Last Wednesday I wrote about your summer devotions.
Since then, how many days have you read your Bible?
Did you read anything on Thursday? How about Friday? How about Saturday before Saturation?
Your morning devotional time doesn’t have to be a crazy 3-hour summit every day. Read. Meditate. Pray. Sometimes in that order. Sometimes not.
Reading is often emphasized when we’re talking about devotions, and prayer is often mentioned, too. But what about meditation?
Meditation is the simplest of all of them, I think. All you have to do is stop and think. I like meditation the most because I get to use my imagination. Don’t just read, but meditate.
Stop and think a while about what you’re reading.
Are you in the Old Testament? Meditate on whatever story you’re reading. Pastor’s been preaching about the tabernacle. Hasn’t that been cool? He’s painted the picture of the badger-skin walls, the silver pedestals, and the wash basin and what it took to carry those things through the desert. If you’re reading a story, meditate on it and sit there beside David in the cave, feeling what he’s feeling as he writes a Psalm.
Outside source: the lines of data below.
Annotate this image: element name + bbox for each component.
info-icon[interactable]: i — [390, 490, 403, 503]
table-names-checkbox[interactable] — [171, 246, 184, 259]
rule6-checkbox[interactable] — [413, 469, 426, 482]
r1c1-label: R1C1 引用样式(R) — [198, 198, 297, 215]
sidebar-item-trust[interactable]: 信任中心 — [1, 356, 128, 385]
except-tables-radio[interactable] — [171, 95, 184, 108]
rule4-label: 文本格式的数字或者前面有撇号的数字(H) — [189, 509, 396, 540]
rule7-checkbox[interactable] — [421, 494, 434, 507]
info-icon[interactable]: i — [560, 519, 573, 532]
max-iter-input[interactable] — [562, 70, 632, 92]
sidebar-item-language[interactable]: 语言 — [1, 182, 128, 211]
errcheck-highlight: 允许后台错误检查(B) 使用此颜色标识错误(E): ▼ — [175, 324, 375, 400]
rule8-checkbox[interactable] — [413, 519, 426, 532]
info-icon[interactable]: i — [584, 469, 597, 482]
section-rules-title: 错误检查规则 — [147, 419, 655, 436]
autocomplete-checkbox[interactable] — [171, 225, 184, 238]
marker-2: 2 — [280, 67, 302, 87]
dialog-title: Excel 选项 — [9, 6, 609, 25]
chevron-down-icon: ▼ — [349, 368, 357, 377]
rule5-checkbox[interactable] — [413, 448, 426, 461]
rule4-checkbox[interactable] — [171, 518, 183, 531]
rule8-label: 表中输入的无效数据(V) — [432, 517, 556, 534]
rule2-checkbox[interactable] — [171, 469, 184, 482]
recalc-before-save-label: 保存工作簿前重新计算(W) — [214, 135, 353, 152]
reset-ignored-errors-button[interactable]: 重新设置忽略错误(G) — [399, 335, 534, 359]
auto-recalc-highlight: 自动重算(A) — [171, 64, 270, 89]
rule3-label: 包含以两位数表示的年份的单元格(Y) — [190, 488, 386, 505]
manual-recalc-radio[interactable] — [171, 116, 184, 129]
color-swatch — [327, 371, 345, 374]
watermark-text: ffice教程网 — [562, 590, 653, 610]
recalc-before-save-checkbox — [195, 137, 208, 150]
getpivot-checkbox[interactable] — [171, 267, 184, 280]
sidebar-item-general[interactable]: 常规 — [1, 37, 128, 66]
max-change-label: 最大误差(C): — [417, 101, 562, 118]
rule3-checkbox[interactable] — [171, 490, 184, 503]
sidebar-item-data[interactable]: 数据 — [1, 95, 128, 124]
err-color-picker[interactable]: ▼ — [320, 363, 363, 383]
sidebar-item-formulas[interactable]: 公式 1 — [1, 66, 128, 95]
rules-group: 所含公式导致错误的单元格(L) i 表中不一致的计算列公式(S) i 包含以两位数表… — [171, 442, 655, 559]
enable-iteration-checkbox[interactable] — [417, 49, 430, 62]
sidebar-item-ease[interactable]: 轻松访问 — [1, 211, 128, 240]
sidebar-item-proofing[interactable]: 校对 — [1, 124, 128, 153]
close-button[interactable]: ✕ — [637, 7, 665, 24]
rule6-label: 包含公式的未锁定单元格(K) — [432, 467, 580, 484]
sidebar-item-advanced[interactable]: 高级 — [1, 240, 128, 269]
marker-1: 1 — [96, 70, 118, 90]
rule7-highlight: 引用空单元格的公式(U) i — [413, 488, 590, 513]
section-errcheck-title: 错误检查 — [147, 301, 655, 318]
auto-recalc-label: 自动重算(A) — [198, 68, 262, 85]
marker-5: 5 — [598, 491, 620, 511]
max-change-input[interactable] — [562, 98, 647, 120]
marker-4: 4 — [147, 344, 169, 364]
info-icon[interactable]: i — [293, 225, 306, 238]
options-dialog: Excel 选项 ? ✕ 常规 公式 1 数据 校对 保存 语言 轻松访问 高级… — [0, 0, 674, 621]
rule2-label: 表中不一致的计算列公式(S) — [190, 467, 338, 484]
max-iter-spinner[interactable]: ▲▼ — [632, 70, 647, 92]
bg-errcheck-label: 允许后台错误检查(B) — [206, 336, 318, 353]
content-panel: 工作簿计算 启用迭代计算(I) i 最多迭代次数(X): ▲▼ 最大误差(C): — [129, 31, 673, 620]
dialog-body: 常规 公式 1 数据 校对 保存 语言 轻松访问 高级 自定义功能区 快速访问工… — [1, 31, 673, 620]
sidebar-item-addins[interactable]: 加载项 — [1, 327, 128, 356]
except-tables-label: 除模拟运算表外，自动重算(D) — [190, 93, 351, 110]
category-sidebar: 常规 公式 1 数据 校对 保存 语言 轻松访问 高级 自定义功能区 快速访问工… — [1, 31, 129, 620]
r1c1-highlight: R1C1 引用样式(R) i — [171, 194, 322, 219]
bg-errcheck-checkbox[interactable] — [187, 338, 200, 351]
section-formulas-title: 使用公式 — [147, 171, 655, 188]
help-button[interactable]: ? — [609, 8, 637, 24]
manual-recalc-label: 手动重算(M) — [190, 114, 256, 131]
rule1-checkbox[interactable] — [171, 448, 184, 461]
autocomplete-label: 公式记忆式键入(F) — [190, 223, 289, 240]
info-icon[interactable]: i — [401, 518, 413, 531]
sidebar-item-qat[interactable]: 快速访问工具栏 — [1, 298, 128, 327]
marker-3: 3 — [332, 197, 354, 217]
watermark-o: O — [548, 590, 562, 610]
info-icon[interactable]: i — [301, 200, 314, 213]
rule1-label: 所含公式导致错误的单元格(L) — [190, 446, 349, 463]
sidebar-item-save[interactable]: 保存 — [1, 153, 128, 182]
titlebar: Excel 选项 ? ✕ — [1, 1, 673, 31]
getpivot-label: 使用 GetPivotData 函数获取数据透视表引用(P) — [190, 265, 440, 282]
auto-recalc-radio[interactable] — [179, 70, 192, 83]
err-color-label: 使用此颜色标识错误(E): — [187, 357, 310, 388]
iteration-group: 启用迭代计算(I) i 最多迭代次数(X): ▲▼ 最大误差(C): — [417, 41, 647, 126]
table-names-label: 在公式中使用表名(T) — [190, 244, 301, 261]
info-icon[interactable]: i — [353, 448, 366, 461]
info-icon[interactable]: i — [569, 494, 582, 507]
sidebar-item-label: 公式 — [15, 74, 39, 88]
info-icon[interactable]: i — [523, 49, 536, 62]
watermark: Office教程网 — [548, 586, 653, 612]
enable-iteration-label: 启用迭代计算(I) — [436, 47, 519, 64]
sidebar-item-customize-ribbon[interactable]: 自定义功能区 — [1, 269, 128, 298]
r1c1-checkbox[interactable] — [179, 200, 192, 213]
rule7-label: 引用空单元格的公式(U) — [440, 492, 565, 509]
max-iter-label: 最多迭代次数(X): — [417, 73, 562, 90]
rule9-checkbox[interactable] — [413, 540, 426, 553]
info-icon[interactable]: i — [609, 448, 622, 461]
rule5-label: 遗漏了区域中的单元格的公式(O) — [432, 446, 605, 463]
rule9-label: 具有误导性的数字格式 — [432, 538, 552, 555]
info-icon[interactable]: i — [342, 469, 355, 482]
Are you in the New Testament? Imagine yourself as a church member in Ephesus, and Paul’s writing to your church specifically! How cool is that?! Meditate—take time to stop and think—about what’s being said to you.
Sometimes preaching is just teaching you how to meditate. Preaching—like this morning—is taking simple words (just one verse again) and making it come alive.
Do you meditate on Scripture? Try it tomorrow!